The Secretly Canadian Newsletter

Biography

June Panic spent six years during the early 1990s crafting 14 lyrically disturbed and sonically self-mutilated albums that would make him the closest thing to an underground rock songwriting celebrity that the Dakotas would bear during this era otherwise obsessed with grunge. While scratching an itch for Dylan that could not be alleviated, June willed his bedroom songs into musical nuggets that find tonal residence between the hazy fog of Ween and Sebadoh, the great white isolationism of Eric’s Trip, and the everything-and-the-kitchen-sink production style of ’80s-era Prince.

The material embodied on Songs From Purgatory was recorded in vans, dank basements and tiny apartments in Grand Forks & Fargo, North Dakota using crappy microphones on an even crappier 4-track machine. This body of work showcases a songwriting and producing talent that perhaps was only commercially held back by its medium – one which he initially embraced as a matter of necessity, but eventually grew to deliberately embrace with the zeal of a lo-fi revolutionary. According to June, “Over time, I came to appreciate the sounds I was getting, and it dawned on me that recording in an expensive studio is not somehow inherently superior to ‘lo-fi’ recordings – it is simply a different medium.”

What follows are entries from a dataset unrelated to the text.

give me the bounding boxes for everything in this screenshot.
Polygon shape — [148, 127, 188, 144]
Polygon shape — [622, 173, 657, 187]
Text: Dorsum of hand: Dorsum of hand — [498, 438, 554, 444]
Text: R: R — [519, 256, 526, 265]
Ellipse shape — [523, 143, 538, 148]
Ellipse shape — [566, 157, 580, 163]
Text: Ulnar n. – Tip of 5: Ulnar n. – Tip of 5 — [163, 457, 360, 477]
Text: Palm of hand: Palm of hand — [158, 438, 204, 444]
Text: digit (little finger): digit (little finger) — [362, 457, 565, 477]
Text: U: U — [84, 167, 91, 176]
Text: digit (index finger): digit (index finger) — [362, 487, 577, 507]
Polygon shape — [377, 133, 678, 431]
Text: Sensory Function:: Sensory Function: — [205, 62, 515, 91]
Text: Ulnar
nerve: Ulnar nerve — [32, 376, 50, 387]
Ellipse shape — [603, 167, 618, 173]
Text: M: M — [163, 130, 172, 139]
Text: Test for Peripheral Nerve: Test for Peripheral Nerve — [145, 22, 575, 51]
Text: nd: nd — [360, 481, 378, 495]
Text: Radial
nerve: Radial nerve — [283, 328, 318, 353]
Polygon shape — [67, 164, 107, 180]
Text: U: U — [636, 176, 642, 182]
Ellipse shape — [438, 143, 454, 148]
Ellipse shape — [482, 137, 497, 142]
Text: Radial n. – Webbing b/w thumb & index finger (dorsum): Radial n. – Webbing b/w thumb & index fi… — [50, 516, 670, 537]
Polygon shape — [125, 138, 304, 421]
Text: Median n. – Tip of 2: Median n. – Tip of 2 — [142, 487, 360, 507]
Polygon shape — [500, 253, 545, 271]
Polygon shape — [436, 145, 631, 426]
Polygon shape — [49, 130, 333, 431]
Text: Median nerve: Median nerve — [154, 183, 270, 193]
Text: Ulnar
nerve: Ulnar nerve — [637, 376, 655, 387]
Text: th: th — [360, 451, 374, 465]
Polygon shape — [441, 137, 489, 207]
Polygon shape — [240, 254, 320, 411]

Originally released as cassette-only albums on his own label 3 Out Of 4 Records, June’s master tapes were almost destroyed in the Great Flood of 1997 that consumed Grand Forks. Over 200 master tapes sat submerged under the murky Red River water for several days in his parents’ basement until saved through a painstaking cleansing process that is hilariously documented in the liner notes to this collection. Brought into this world by June, taken out by the Flood, then brought back by June, these songs have been re-mastered by the able hands of the iconic KRAMER.